The camp is evolving daily; it has portaloos and fresh water and an embryonic kitchen. They need lots of people to help build it … and to help use it for its purpose of stopping AGL from turning this beautiful valley into a CSG industrial pincushion.
After a wild wet evening arrival, the weather stayed fine but variable, offering hot days, cold nights, damply dewy mornings and some beautiful sunrises as they competed with the fog rising from the valley floor.
Starts were early, to get to the AGL gate in time to welcome the convoy of the Halliburton fracking crew to start their ‘work’ and to have ‘breakfast with the police’ who were making that start possible. Being legal doesn’t make it right, but the police have no choice here; it’s up to us to get the laws changed.
We bicycled in our own convoy — ’Tour de Gloucester’ — from the Fairbairns Road corner to the site on two mornings, reminding me how insufficiently padded were both my derriere and the bike seat.
But on the second morning our biking distraction was more than worthwhile when we heard that Ned Haughton had quietly locked on to an unguarded rig further away.

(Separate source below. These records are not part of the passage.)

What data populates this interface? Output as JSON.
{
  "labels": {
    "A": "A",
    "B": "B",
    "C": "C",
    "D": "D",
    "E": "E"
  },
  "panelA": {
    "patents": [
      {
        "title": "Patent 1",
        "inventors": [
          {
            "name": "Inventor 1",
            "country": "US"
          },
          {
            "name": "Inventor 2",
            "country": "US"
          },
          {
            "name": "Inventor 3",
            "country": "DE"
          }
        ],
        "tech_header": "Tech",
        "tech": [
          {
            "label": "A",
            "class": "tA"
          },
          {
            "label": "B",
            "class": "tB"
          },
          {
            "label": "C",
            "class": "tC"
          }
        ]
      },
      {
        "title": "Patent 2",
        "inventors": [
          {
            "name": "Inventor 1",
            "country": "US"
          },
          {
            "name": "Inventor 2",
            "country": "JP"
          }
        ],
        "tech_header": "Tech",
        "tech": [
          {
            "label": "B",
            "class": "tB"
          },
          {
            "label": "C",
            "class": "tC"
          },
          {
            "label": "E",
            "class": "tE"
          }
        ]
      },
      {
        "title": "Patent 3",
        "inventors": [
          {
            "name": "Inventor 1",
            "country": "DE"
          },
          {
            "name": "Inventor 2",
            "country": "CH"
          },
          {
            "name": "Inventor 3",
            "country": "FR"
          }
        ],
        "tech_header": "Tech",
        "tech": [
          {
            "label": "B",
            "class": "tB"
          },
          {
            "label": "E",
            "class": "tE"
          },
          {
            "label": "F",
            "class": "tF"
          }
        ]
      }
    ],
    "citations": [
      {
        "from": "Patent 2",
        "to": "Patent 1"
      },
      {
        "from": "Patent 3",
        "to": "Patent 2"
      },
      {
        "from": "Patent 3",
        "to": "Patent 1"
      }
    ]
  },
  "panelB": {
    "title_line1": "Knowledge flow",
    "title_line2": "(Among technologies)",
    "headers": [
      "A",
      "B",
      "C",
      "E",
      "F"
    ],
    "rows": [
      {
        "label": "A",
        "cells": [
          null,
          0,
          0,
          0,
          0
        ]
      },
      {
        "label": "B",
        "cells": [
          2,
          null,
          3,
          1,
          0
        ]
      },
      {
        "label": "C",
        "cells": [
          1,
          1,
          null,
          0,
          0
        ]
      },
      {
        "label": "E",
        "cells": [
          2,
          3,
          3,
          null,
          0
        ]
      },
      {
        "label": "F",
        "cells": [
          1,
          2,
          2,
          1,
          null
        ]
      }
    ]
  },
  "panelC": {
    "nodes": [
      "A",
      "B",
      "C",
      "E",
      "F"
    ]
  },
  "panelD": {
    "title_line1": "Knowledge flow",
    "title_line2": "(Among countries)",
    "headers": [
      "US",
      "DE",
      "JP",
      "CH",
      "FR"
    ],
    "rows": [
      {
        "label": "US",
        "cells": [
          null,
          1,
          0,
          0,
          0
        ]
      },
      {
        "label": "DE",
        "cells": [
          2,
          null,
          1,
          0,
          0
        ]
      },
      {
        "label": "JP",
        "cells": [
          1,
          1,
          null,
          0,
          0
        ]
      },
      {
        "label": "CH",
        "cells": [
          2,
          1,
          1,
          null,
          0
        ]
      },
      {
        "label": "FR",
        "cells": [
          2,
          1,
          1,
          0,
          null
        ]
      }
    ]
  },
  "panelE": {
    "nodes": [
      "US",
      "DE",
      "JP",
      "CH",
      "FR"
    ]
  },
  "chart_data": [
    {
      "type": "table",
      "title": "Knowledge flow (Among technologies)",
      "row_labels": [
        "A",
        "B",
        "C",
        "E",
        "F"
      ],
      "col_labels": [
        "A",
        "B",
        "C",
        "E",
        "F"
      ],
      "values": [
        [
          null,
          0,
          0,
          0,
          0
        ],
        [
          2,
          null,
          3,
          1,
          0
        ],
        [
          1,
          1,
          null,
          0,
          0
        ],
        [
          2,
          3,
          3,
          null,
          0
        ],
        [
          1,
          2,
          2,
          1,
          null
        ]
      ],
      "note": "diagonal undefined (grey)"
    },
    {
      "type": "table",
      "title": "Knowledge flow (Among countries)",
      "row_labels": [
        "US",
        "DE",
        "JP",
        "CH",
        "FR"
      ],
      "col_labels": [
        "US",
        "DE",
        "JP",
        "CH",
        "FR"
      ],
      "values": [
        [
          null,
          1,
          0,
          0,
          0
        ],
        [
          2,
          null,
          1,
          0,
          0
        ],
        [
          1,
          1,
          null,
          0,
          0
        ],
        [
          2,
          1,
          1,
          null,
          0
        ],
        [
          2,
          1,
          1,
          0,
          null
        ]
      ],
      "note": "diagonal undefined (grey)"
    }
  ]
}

He remained there for almost 5 hours before being freed.
Quite a few of us rode down the narrow dirt road to where he was; I’d have to say I wobbled precariously along the edges as police car after police car passed.
(I cadged a lift back for me and the bike.)
Bill Ryan came too and joked about him being in all the photos, like a ‘Where’s Wally?’ series.
Saturday morning dawned in dense fog. A short ‘breakfast with the police’ this day before heading into town for the Gloucester community walk through the main street. Absolutely inspiring, as it was the biggest turnout yet — almost 200. Lots of locals, young and old.
There were some terrific signs; our PM copped it on some. I had to laugh at the one held by gentle Linda, who greets the frackers each morning by meditating across the road from the gate.
So please come out to the camp and see what’s on. Gloucester folk are getting very tired from the battle and the daily stretch to fill the rosters; they desperately need — and deserve — our help.